Ein wichtiger Grundsatz für mehr Chancengleichheit im Bildungssystem ist die Gebührenfreiheit von der Kindertagesstätte bis zur Hochschule. Es darf nicht sein, dass Kinder nicht in die Kindertagestätte gehen, weil ihre Eltern sich die Gebühren nicht leisten können. Es geht nicht, dass Schüler kein warmes Mittagessen bekommen, weil sie sich das nicht leisten können. Und wir werden auch nicht akzeptieren, dass junge Menschen vom Studium abgehalten werden, weil sie sich 500 Euro pro Semester nicht leisten können. Das ist das Gegenteil von Gerechtigkeit - und es ist wirtschaftlich vollkommen unvernünftig.

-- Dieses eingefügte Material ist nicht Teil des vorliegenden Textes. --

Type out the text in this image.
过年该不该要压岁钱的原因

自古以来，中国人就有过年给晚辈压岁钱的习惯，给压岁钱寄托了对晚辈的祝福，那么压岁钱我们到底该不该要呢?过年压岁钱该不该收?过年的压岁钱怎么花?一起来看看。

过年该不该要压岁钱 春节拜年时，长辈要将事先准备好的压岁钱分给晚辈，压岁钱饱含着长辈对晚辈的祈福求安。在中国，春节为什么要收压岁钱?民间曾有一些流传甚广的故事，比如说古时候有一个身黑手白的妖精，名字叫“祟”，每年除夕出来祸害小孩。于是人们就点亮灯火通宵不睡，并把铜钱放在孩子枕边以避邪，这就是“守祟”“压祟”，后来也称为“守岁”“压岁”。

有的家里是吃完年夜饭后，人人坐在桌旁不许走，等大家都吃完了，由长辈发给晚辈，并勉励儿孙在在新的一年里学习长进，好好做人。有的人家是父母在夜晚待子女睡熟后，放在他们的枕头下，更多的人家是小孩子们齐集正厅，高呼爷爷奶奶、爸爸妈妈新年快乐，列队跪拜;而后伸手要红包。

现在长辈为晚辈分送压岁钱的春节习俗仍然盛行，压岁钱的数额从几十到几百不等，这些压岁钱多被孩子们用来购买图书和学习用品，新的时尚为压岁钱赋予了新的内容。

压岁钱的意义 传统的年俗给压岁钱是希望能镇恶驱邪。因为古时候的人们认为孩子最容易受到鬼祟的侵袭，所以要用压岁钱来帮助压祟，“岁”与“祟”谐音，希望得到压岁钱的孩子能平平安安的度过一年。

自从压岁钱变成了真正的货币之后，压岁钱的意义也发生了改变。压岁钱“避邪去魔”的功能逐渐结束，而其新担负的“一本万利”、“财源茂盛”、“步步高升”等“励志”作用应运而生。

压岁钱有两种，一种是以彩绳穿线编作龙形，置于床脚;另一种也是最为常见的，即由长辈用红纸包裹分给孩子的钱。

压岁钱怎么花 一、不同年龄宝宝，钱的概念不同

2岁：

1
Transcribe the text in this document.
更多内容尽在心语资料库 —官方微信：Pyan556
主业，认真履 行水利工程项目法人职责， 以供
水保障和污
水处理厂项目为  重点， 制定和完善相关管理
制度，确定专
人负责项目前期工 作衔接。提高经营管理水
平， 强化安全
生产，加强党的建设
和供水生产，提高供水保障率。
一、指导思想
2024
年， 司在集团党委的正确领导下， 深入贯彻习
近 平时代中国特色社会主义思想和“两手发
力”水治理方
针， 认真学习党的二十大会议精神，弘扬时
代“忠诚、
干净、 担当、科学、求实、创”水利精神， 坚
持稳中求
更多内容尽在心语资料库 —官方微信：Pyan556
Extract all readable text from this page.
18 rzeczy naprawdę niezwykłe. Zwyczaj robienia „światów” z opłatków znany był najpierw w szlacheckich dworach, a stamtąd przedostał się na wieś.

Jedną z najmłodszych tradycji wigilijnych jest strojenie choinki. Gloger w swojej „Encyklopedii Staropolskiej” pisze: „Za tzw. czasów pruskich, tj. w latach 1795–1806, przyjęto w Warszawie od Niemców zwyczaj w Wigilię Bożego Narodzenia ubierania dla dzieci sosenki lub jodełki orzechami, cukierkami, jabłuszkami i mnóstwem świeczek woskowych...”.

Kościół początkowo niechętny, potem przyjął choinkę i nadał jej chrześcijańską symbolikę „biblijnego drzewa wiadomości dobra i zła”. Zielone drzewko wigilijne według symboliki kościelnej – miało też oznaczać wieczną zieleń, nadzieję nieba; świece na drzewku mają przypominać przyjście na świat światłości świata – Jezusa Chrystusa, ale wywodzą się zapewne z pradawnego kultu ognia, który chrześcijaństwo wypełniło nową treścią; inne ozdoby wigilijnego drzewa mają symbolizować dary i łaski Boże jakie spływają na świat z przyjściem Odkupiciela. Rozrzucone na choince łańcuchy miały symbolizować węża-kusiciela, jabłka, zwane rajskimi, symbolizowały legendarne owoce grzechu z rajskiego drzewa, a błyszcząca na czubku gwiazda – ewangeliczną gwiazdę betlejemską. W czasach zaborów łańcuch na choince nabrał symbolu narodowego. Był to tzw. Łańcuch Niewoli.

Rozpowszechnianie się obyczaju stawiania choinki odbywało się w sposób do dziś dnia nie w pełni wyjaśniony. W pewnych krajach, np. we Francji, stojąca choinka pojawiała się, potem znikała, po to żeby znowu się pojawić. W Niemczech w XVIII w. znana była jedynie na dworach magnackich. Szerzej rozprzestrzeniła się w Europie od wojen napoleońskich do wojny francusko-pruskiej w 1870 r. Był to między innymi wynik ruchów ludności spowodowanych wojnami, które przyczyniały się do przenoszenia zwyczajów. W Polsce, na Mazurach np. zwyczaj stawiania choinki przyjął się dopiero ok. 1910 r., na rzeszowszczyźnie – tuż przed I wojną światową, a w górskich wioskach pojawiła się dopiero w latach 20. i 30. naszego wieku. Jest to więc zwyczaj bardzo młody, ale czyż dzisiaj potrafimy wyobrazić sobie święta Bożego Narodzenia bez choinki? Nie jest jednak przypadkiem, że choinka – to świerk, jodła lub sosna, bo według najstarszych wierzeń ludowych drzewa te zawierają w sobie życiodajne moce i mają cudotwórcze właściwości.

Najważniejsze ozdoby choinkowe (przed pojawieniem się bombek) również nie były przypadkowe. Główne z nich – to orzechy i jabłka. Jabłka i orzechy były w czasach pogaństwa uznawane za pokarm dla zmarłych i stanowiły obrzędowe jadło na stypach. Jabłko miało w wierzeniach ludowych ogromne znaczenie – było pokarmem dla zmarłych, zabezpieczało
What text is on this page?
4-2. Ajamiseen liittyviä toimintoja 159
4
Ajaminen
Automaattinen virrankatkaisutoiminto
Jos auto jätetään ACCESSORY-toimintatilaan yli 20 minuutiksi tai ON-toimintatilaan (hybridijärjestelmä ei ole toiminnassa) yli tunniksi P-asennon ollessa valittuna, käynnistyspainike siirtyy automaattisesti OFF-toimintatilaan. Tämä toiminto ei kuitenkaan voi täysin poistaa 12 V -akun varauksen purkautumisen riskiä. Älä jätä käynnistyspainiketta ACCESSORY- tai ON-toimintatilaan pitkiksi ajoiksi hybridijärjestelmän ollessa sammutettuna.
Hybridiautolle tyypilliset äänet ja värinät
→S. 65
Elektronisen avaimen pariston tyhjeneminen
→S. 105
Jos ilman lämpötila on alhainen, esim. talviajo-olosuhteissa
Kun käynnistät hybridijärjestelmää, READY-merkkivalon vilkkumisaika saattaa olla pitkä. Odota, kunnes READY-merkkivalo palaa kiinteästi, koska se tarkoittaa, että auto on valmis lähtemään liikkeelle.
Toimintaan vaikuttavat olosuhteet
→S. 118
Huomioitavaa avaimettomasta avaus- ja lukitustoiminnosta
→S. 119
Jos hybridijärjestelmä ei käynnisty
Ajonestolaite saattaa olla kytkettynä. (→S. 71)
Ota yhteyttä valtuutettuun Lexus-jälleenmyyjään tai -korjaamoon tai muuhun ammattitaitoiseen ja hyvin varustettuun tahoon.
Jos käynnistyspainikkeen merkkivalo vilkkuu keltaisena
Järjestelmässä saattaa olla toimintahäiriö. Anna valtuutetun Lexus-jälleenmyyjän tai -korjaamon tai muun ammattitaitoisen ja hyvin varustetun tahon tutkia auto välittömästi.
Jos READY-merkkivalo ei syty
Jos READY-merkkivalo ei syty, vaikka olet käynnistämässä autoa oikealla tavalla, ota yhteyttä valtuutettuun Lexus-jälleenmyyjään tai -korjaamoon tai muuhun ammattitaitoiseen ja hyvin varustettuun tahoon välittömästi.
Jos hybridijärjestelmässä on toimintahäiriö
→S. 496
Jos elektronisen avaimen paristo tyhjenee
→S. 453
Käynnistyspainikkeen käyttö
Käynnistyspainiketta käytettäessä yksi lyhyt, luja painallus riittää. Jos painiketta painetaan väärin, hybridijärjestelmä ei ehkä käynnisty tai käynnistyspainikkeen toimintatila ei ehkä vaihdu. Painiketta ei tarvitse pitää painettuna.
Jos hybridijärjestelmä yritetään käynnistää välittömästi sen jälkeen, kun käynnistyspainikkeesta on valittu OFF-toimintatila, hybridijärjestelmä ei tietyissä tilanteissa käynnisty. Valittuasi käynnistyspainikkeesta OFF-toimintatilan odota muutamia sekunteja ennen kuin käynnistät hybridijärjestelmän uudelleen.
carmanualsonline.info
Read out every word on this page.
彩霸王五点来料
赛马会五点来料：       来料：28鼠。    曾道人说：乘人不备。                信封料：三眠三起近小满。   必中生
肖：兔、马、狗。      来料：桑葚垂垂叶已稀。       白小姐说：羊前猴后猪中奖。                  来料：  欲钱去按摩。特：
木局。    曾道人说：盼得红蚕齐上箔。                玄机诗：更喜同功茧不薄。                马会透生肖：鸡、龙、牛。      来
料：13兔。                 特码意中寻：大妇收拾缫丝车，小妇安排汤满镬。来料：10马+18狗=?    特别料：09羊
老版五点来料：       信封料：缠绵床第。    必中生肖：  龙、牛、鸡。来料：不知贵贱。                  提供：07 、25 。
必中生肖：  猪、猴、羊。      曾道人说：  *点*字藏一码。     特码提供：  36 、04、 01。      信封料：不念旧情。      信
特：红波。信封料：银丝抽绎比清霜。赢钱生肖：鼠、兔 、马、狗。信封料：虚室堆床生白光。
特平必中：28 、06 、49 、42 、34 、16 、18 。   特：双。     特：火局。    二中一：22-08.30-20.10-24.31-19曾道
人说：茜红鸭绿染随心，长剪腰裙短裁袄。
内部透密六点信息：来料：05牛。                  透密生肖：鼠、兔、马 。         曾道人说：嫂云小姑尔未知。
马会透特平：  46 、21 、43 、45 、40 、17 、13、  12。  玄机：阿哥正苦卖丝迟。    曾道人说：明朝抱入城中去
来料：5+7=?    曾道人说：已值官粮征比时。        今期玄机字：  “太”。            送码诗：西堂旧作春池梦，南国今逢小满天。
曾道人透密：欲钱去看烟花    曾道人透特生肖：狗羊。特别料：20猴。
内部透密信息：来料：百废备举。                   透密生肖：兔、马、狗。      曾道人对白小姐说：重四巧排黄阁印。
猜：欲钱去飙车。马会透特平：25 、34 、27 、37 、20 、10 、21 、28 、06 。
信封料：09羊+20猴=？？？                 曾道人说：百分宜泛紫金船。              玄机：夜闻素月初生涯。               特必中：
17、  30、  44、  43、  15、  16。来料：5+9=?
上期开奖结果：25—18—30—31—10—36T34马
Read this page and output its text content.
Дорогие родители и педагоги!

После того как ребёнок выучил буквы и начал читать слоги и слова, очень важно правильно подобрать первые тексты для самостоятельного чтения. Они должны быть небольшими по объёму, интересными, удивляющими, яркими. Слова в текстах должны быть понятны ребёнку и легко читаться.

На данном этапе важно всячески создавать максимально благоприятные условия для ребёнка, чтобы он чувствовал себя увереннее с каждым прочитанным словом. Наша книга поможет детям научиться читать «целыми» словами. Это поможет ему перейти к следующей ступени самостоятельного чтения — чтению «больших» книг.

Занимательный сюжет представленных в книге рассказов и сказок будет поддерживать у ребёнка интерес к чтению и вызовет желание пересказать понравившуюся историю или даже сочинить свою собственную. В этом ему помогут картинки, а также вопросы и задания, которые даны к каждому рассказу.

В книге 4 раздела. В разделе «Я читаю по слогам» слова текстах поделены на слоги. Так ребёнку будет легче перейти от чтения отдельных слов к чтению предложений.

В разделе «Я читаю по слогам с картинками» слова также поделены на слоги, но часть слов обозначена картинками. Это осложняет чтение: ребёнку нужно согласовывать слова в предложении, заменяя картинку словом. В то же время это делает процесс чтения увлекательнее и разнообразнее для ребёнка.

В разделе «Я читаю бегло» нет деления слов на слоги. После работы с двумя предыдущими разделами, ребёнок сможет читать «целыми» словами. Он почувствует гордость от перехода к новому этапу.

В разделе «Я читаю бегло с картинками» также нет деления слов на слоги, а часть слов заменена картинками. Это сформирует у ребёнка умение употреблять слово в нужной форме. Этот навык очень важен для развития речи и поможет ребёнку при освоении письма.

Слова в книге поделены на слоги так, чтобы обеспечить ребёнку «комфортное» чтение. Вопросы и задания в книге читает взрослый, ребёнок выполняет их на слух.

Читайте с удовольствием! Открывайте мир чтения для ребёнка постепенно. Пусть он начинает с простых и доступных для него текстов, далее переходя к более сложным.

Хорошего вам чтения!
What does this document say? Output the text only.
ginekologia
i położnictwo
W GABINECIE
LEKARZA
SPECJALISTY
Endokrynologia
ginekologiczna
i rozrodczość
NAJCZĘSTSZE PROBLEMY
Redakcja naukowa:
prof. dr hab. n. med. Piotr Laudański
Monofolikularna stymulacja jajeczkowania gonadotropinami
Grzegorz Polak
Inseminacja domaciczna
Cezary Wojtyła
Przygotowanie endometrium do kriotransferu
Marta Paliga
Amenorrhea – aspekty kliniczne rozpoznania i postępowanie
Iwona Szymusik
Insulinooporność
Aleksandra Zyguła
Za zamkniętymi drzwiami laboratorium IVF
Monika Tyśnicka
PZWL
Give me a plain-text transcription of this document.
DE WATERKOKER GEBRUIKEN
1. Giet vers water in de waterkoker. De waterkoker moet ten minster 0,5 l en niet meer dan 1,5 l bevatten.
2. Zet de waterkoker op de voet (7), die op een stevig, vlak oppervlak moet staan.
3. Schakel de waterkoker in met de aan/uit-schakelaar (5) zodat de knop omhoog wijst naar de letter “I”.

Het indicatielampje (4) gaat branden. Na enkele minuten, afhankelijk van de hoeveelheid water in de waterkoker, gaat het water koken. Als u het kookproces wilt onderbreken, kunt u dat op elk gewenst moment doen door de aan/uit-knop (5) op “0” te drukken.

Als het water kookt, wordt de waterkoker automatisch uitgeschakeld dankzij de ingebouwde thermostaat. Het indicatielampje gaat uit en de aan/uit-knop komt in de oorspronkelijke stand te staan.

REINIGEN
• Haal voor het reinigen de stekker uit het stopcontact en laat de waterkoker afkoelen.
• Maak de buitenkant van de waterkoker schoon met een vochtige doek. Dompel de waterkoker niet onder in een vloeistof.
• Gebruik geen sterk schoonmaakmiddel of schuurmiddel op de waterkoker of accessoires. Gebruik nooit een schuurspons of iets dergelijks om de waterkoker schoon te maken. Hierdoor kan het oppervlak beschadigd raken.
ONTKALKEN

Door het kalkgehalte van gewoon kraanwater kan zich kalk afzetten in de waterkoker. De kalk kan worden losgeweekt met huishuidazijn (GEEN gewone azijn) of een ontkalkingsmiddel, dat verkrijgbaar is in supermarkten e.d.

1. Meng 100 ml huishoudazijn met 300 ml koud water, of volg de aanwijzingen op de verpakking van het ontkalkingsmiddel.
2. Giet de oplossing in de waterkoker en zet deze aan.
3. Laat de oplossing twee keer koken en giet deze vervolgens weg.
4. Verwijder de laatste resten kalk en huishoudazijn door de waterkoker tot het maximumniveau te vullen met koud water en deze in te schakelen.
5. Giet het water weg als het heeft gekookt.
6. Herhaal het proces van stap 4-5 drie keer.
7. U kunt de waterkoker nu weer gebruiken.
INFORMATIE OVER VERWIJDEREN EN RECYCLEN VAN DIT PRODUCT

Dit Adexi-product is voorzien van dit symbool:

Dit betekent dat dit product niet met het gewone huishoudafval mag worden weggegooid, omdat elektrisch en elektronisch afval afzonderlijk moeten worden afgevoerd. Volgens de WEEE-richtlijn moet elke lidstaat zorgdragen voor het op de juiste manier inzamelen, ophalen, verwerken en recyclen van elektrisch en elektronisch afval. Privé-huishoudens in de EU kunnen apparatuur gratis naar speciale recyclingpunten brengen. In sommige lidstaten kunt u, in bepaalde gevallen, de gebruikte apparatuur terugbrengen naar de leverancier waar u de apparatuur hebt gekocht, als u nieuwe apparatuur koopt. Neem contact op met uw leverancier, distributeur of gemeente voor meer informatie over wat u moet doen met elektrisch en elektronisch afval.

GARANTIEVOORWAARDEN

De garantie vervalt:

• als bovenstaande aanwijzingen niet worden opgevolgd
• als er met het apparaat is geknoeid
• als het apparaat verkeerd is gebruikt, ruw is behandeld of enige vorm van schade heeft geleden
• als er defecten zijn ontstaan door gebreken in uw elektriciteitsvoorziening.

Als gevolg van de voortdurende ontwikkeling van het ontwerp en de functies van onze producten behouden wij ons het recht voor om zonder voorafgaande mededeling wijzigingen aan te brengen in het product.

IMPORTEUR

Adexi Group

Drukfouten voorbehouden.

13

Entscheidend wird sein, dass Bund und Länder sich an ihre Vereinbarung halten, bis 2015 mindestens zehn Prozent des Bruttoinlandsprodukts für Bildung und Forschung auszugeben. Die CDU beginnt direkt nach der NRW-Wahl eine Diskussion darüber, ob wir uns die zusätzlichen Investitionen in Bildung noch leisten können. Die SPD steht ohne Wenn und Aber zu diesem Ziel. In einem der reichsten Länder der Welt muss es möglich sein, deutlich mehr Geld als bisher in Bildung zu investieren. Dabei können wir uns sicher sein: Jeder Euro, den wir heute investieren, wird sich doppelt und dreifach auszahlen.